Summoning her coachman, she told him that she wished to attend church that evening. She dressed herself very plainly, and entered the church closely veiled. Instead of going to her own pew, she asked the judicious and discriminating sexton for a seat. After a careless glance he pointed to one of the seats near the door, and turned his back upon her. A richly dressed lady and gentleman entered soon after, and he was all attention, marshalling them up the aisle into Mrs. Arnot's own pew, since it was known she did not occupy it in the evening. A few decent, plain-looking women, evidently sent thither by the wealthy families in whose employ they were, came in hesitatingly, and those who did not take seats near the entrance, as a matter of course, were motioned thither without ceremony. The audience room was but sparsely filled, large families being represented by one or two members or not at all. But Mrs. Arnot saw none of Haldane's class present--none who looked as if they were in danger, and needed a kind, strong, rescuing hand--none who looked hungry and athirst for truth because perishing for its lack. In that elegant and eminently respectable place, upholstered and decorated with faultless taste, there was not a hint of publicans and sinners. One might suppose he was in the midst of the millennium, and that the classes to whom Christ preached had all become so thoroughly converted that they did not even need to attend church. There was not a suggestion of the fact that but a few blocks away enough to fill the empty pews were living worse than heathen lives.

The choir performed their part melodiously, and a master in music could have found no fault with the technical rendering of the musical score. They were paid to sing, and they gave to such of their employers as cared to be present every note as it was written, in its full value. As never before, it struck Mrs. Arnot as a performance. The service she had attended hitherto was partly the creation of her own earnest and devotional spirit. To-night she was learning to know the service as it really existed.

The minister was evidently a conscientious man, for he had prepared his evening discourse for his thin audience as thoroughly as he had his morning sermon. Every word was carefully written down, and the thought of the text was exhaustively developed. But Mrs. Arnot was too far back to hear well. The poor man seemed weary and discouraged with the arid wastes of empty seats over which he must scatter the seeds of truth to no purpose.
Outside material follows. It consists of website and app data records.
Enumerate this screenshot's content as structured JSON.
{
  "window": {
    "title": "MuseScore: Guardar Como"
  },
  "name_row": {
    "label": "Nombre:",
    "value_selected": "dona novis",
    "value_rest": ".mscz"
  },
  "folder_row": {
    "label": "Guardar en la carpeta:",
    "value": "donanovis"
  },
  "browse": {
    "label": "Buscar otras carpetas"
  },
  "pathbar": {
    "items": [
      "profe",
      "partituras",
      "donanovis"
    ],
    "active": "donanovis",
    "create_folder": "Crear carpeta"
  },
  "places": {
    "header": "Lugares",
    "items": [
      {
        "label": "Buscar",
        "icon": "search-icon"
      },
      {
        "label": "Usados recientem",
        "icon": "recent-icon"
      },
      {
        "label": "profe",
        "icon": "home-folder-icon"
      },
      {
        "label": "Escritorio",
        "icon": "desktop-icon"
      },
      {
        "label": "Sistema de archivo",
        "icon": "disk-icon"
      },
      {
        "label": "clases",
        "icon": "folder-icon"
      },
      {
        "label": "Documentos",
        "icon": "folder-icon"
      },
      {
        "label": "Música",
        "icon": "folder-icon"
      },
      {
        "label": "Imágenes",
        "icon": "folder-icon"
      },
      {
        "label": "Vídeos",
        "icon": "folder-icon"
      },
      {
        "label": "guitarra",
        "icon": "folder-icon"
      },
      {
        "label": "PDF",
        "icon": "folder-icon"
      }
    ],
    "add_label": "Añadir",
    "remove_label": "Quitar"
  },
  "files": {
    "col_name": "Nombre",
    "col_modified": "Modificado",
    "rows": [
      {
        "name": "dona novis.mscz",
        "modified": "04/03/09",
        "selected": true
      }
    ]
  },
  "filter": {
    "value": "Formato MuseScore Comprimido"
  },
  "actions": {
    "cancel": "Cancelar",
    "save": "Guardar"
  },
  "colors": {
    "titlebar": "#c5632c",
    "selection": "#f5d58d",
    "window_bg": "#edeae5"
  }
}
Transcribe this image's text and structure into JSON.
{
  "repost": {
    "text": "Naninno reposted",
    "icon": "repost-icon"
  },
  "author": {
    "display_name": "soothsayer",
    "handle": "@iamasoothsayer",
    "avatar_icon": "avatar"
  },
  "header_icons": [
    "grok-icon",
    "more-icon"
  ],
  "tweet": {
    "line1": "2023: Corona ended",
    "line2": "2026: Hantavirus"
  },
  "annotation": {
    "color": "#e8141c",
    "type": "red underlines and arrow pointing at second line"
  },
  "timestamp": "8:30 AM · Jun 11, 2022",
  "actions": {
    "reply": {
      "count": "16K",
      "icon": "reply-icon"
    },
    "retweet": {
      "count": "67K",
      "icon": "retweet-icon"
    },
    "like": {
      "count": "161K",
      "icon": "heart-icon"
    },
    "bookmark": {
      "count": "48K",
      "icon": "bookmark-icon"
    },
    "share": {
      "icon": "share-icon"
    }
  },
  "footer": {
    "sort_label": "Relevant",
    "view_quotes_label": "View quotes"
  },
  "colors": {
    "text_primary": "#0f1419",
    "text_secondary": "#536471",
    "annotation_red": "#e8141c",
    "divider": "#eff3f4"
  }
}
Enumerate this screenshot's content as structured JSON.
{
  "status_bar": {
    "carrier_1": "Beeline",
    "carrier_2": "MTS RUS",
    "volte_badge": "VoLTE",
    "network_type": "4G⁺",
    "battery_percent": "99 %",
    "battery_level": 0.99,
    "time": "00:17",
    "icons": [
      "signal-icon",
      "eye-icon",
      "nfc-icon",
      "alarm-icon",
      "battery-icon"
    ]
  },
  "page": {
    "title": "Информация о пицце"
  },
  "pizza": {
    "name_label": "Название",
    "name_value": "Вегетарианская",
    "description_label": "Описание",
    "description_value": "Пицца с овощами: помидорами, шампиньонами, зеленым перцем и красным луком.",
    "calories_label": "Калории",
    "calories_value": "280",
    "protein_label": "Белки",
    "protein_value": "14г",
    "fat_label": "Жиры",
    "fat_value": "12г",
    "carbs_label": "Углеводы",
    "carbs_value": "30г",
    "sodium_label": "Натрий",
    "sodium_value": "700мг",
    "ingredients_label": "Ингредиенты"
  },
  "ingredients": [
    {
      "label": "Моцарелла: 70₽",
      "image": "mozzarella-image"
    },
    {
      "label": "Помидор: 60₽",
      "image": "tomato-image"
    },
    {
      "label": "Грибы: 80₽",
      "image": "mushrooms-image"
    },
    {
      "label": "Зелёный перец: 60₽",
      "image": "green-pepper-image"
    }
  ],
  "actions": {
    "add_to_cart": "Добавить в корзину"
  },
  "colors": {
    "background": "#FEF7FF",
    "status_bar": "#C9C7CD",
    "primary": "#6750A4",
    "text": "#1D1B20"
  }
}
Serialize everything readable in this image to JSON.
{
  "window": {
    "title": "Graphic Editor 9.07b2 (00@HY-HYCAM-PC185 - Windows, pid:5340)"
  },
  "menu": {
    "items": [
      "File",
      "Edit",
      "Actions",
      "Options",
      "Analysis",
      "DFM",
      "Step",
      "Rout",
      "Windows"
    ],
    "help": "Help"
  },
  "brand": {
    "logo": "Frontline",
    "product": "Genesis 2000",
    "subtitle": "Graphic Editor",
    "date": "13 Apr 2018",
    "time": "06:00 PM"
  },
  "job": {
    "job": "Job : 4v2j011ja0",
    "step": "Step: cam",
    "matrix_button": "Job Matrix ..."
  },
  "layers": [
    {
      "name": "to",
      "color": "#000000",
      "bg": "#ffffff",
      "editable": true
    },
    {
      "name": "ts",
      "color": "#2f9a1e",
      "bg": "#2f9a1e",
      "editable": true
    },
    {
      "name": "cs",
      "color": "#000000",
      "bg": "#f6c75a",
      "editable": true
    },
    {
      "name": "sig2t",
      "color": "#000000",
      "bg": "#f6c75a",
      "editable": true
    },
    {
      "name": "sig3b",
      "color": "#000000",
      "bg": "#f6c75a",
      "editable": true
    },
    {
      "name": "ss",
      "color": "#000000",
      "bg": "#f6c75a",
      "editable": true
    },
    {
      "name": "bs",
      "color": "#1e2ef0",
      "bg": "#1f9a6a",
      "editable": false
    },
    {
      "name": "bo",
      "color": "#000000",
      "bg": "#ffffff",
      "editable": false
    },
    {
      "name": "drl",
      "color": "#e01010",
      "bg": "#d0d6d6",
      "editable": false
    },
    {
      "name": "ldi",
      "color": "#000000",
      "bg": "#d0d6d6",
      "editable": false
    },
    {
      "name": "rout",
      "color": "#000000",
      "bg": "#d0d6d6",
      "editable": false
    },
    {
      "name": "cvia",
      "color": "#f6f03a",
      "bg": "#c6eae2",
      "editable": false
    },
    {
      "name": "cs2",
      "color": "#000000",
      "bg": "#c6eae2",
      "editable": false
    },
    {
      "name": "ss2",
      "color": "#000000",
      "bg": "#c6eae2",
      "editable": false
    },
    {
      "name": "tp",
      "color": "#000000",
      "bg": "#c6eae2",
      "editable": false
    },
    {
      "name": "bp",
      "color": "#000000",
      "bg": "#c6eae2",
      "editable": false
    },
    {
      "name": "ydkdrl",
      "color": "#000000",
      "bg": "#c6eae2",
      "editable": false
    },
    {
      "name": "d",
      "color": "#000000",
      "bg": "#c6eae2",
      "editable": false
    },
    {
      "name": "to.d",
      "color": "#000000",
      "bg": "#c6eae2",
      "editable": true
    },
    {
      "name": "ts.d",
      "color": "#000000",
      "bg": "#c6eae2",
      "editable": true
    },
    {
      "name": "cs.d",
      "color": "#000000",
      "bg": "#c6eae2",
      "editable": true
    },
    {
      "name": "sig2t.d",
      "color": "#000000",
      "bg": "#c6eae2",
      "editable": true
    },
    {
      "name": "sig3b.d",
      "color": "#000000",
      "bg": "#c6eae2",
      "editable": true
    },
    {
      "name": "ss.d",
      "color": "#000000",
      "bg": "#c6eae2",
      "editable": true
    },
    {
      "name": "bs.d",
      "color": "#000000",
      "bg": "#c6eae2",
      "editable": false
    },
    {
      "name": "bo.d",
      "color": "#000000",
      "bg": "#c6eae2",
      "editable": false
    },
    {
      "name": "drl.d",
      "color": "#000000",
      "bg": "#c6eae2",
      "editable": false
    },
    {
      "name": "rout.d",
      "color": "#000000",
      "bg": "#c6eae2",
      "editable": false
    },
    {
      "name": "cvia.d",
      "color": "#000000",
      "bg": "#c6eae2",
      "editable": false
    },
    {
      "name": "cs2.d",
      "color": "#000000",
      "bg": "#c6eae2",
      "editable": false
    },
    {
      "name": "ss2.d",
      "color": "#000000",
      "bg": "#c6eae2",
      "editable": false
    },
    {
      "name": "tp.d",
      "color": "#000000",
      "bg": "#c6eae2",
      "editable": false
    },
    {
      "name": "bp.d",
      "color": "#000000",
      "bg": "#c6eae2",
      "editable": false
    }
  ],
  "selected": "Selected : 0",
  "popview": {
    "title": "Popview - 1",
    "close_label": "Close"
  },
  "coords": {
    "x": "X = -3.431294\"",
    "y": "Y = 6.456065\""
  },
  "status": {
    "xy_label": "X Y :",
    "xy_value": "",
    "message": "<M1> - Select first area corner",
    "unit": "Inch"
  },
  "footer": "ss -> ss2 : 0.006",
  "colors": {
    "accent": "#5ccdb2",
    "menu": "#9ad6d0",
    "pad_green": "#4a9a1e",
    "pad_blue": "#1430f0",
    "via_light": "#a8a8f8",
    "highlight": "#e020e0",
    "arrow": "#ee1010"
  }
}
He looked dim and ghostly in the far-away pulpit, and in spite of herself his sermon began to have the aspect of a paid performance, the effect of which would scarcely be more appreciable than the sighing of the wind without. The keenest theologian could not detect the deviation of a hair from the received orthodox views, and the majority present were evidently satisfied that his views would be correct, for they did not give very close attention. The few plain domestics near her dozed and nodded through the hour, and so gained some physical preparation for the toils of the week, but their spiritual natures were as clearly dormant as their lumpish bodies.